Mitigation measures and best management practices, if designed properly and monitored carefully, go a long way to addressing many of the possible impacts and safety issues. A variety of categories of hazardous compounds are imported or produced on drilling and production facilities. These compounds must be accurately inventoried, stored, used, and disposed of with proper procedures and documentation. Operator transparency and disclosure of chemical additives to the community also helps to reduce conflicts over perceived chemical exposures by the public. Finding the least toxic imported compounds and using green chemistry to minimize hazards, when possible, lowers the environmental risks and reduces potential worker exposure and ecosystem damage. Appropriate worker safety training, public communication, and full disclosure about the hazardous compounds are important aspects of minimizing controversy and gaining community support for drilling, hydraulic fracturing, and producing operations.

5.9 Exercises

  1. 5.1 Take one of the five main categories of resources and explain how these might be degraded during an oil and gas operation.
  2. 5.2 With the answer from Question 5.1, describe the mitigation steps to prevent or minimize impacts.
  3. 5.3 Explain how historic conventional oil or gas fields without a responsible operator in the same area of nonconventional gas resource development might cause challenges for current shale gas operators.
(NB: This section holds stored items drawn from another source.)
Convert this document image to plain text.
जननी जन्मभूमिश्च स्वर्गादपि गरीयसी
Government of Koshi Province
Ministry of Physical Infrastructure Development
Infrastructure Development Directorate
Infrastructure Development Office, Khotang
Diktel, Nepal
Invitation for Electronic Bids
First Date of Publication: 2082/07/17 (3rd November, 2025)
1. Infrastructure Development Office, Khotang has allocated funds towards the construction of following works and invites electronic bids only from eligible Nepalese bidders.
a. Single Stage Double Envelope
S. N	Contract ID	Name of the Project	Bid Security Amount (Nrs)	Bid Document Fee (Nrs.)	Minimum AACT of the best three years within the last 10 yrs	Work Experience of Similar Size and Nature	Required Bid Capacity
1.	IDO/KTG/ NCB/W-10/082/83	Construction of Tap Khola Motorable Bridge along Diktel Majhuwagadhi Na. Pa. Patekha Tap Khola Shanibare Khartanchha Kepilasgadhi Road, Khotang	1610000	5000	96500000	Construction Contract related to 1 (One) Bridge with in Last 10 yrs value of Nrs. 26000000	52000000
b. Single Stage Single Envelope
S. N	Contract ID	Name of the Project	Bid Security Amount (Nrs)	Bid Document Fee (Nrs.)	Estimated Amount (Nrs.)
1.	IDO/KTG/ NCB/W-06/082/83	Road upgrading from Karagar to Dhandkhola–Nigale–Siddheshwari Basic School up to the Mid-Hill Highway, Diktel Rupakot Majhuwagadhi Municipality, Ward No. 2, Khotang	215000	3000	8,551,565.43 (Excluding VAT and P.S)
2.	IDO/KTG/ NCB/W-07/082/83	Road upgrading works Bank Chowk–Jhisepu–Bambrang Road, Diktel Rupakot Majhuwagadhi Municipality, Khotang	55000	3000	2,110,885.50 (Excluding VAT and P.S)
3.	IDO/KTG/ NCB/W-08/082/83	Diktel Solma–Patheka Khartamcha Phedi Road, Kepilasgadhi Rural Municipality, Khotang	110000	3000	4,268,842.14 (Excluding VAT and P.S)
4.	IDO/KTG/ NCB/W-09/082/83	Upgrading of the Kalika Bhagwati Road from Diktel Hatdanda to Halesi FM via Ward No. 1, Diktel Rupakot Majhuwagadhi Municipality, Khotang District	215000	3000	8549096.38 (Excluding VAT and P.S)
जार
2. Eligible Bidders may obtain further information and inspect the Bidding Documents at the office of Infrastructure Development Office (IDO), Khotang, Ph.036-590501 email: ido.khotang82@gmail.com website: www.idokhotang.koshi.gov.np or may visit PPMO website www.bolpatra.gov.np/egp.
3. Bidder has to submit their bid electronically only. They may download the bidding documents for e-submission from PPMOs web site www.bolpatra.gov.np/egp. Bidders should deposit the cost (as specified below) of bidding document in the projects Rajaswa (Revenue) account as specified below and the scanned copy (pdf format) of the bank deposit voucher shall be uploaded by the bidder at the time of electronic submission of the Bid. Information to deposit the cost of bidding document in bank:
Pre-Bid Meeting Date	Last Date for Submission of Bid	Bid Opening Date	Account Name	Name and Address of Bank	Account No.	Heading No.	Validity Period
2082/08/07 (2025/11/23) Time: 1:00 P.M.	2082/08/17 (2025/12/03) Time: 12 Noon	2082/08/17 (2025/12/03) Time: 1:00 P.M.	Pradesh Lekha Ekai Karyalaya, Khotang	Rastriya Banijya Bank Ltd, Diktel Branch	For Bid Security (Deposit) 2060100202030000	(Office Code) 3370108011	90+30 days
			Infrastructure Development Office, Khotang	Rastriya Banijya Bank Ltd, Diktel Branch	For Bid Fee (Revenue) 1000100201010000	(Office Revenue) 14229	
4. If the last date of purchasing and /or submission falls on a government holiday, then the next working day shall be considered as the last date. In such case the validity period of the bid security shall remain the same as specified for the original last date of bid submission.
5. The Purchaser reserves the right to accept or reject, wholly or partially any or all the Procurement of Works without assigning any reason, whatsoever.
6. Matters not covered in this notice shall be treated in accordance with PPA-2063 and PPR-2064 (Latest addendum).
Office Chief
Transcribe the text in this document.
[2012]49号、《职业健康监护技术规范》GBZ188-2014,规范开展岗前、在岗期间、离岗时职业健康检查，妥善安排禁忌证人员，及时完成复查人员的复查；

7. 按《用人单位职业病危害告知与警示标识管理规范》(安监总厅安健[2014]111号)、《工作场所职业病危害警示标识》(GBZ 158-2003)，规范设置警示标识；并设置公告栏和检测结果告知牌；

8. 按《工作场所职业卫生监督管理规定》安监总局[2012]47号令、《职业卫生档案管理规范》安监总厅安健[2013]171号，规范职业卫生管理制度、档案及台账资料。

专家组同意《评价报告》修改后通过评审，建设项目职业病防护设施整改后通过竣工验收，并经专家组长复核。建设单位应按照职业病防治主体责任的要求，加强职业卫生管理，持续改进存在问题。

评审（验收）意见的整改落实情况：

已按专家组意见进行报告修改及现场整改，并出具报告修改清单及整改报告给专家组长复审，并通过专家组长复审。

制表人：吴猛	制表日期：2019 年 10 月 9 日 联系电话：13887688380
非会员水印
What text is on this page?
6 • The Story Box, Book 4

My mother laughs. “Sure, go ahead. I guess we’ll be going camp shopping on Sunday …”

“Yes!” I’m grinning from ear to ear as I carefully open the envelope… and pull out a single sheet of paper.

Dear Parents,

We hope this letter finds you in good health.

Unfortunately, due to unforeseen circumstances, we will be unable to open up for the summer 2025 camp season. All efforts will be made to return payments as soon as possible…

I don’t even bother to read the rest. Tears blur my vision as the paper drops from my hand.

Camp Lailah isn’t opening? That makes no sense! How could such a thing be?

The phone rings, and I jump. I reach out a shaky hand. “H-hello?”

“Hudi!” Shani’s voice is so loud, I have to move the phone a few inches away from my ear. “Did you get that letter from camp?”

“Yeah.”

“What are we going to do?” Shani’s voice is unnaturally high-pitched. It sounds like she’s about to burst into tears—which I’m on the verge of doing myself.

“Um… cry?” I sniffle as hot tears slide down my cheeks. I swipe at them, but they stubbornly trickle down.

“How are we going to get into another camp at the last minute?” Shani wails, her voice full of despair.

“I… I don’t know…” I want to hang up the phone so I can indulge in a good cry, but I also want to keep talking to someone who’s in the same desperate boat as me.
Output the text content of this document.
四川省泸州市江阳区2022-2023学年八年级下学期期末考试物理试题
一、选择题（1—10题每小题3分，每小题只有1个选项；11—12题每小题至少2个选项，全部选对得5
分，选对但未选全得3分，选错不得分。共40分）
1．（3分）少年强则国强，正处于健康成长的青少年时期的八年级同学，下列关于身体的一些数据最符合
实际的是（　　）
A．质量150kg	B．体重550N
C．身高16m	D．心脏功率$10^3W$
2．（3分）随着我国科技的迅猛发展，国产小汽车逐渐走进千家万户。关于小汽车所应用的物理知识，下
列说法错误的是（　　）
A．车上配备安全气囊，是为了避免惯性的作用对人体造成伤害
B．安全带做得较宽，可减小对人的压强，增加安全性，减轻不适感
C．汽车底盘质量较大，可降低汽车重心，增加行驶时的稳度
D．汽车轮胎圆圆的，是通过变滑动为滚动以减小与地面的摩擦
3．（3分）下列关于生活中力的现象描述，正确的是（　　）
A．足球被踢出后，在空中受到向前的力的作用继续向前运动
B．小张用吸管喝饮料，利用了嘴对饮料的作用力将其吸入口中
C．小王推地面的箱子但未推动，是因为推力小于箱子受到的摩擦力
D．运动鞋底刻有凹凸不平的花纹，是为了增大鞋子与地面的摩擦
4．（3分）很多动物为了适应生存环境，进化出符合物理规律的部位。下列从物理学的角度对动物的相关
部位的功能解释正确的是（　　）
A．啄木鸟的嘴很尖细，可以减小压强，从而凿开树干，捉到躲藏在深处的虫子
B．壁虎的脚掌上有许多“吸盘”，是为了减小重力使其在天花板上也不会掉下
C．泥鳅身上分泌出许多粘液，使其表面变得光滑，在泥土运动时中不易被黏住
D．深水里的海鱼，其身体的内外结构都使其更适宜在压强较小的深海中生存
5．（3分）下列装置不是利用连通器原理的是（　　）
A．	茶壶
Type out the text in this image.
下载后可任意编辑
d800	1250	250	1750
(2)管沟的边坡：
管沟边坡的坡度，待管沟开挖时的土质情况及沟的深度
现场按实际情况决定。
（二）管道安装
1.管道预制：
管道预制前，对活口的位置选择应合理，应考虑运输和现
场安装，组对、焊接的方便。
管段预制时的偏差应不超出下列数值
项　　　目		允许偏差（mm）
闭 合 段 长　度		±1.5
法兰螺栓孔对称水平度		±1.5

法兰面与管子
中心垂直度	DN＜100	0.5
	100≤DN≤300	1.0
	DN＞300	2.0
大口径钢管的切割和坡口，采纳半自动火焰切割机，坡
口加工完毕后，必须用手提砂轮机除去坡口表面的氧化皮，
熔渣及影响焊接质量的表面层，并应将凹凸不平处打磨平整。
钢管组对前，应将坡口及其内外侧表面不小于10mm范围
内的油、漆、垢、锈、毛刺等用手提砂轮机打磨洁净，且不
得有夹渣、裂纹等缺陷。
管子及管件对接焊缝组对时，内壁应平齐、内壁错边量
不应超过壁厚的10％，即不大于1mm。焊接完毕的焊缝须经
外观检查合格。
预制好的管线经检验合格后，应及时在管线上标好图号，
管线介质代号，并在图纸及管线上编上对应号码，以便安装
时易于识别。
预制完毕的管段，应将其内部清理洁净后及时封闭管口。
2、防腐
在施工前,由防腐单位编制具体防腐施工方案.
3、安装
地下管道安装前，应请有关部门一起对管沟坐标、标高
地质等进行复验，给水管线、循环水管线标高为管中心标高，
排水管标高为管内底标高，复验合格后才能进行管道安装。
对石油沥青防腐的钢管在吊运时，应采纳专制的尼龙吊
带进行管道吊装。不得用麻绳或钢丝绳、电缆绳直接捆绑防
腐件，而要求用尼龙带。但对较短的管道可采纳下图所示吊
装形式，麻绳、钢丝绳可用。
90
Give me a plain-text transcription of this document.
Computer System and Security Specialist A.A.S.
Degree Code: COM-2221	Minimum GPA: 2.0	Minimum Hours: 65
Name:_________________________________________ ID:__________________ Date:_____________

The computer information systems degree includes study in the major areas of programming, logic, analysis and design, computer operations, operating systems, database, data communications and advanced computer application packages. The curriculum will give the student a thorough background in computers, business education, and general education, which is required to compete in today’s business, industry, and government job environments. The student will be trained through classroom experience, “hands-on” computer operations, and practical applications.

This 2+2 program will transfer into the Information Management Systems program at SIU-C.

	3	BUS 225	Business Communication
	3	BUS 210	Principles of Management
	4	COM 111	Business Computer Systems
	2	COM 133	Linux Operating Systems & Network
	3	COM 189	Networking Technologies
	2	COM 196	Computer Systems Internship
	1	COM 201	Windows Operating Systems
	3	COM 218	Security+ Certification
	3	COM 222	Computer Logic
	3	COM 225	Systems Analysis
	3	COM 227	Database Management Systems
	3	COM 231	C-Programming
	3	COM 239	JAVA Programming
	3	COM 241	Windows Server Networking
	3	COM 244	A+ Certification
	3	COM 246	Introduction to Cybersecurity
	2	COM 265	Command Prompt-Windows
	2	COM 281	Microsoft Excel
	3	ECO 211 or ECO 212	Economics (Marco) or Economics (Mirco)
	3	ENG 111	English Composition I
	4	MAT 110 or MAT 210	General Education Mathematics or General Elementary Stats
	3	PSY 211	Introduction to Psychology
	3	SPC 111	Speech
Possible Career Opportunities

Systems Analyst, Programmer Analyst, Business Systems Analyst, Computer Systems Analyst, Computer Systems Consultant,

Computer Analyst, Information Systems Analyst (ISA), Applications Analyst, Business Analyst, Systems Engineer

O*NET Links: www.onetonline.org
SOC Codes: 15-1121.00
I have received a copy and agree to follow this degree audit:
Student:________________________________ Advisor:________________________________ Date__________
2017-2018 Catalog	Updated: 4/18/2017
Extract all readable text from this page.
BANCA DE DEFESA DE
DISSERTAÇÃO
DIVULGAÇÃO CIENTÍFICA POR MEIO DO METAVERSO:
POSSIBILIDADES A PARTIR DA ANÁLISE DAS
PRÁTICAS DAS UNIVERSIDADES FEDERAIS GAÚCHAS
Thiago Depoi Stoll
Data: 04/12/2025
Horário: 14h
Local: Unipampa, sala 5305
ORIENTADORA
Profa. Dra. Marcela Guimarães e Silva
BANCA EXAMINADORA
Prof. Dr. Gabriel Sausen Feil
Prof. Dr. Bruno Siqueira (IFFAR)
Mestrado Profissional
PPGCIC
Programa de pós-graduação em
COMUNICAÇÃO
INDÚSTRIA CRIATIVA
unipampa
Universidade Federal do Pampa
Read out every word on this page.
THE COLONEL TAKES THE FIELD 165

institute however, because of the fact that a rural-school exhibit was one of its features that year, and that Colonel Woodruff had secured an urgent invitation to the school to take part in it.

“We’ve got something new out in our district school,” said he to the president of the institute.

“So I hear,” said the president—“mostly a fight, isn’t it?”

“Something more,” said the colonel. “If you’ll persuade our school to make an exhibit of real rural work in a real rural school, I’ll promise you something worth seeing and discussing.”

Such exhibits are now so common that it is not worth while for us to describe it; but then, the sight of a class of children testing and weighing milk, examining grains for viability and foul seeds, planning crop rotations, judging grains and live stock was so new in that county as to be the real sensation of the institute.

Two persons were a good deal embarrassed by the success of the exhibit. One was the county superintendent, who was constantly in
  4. 5.4 How do poorly cemented annular spaces in oil, gas, or water wells act as possible conduits to shallow groundwater‐bearing zones? Please draw a diagram showing the concept.
  5. 5.5 Explain three examples of possible impacts, direct and indirect, affecting factors from Table 5.3 for one phase of activity.
  6. 5.6 Provide a possible mitigation for the possible impacts described in Question 5.6.
  7. 5.7 Review Tables 5.12 and 5.13 and find identify the nearest large urban area.
  8. 5.8 Describe some of the impacts (Question 5.7) that might occur in the nearest urban area.
  9. 5.9 Provide some ideas on mitigation measures of water impacts (Question 5.9).
  10. 5.10 Oil and gas E&P are industrial processes. Can all the potential impacts be mitigated? Explain your answer.